If you want to reconstruct a strictly real result sine wave, the input to the IFFT needs to be conjugate symmetric. Whereas your code appears to have not inverted the imaginary component in the upper/negative half of the FFT coefficients. C0 should from your equation, not zero, as non-periodic-in-window sinewaves can end up with a DC offset in that window.

Answer 3

If I understand the question correctly, this result may be of help. Keeping in mind that amplitude modulation is convolution in frequency domain. All you need to do then is convolve the unit impulse in frequency domain by the step function:

$$H({\omega}) = e^{j \omega\frac{N-1}{2}}\frac{\sin\omega\frac{N}{2}}{\sin\frac{\omega}{2}}$$

The equation for the cosine wave is:

$$f[n] = \cos(\omega_0 n) \overset{DTFT}{\leftrightarrow} F(\omega)=1, \omega =\omega_0$$

And likewise for the negative side of the spectrum.
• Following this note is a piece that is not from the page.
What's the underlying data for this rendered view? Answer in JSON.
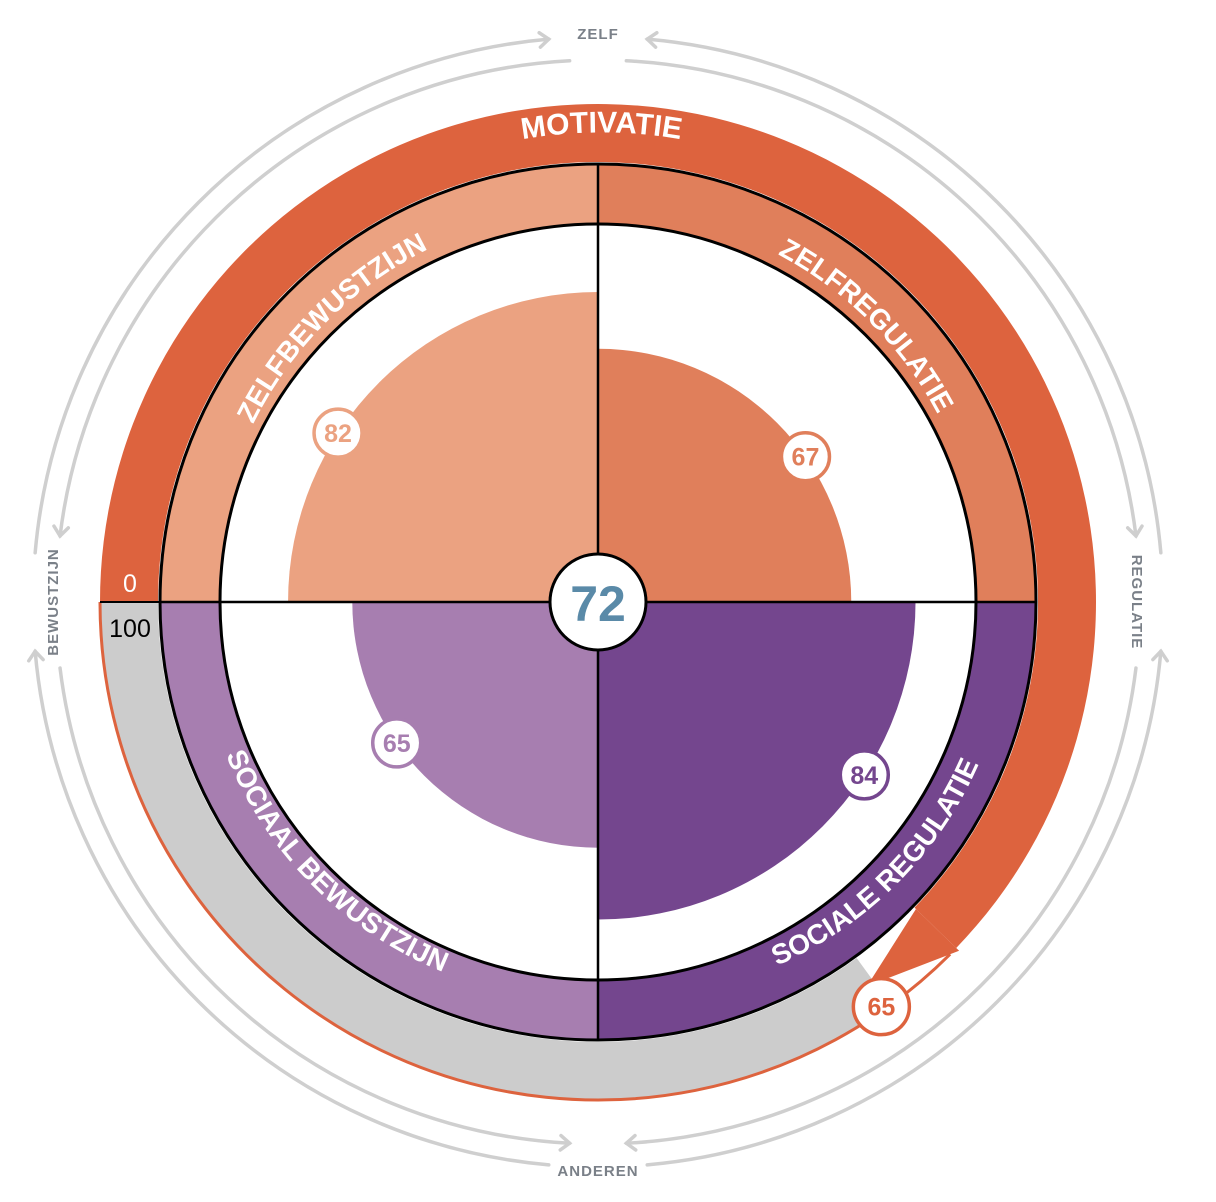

The convolution is just a frequency shifted version of the window: $$F(\omega) * H(\omega) = \frac{1}{2}\left (e^{j (\omega-\omega_0)\frac{N-1}{2}}\frac{\sin\{(\omega-\omega_0)\frac{N}{2}\}}{\sin\frac{(\omega-\omega_0)}{2}} + e^{j (\omega+\omega_0)\frac{N-1}{2}}\frac{\sin\{(\omega+\omega_0)\frac{N}{2}\}}{\sin\frac{(\omega+\omega_0)}{2}} \right) $$

Converting this to the DFT representation should not be too difficult. As was hinted in the comments, the rectangular window is not a sinc function in discrete time, I think that's one of your errors. Also I think you have one extra minus sign on the 2nd exponential.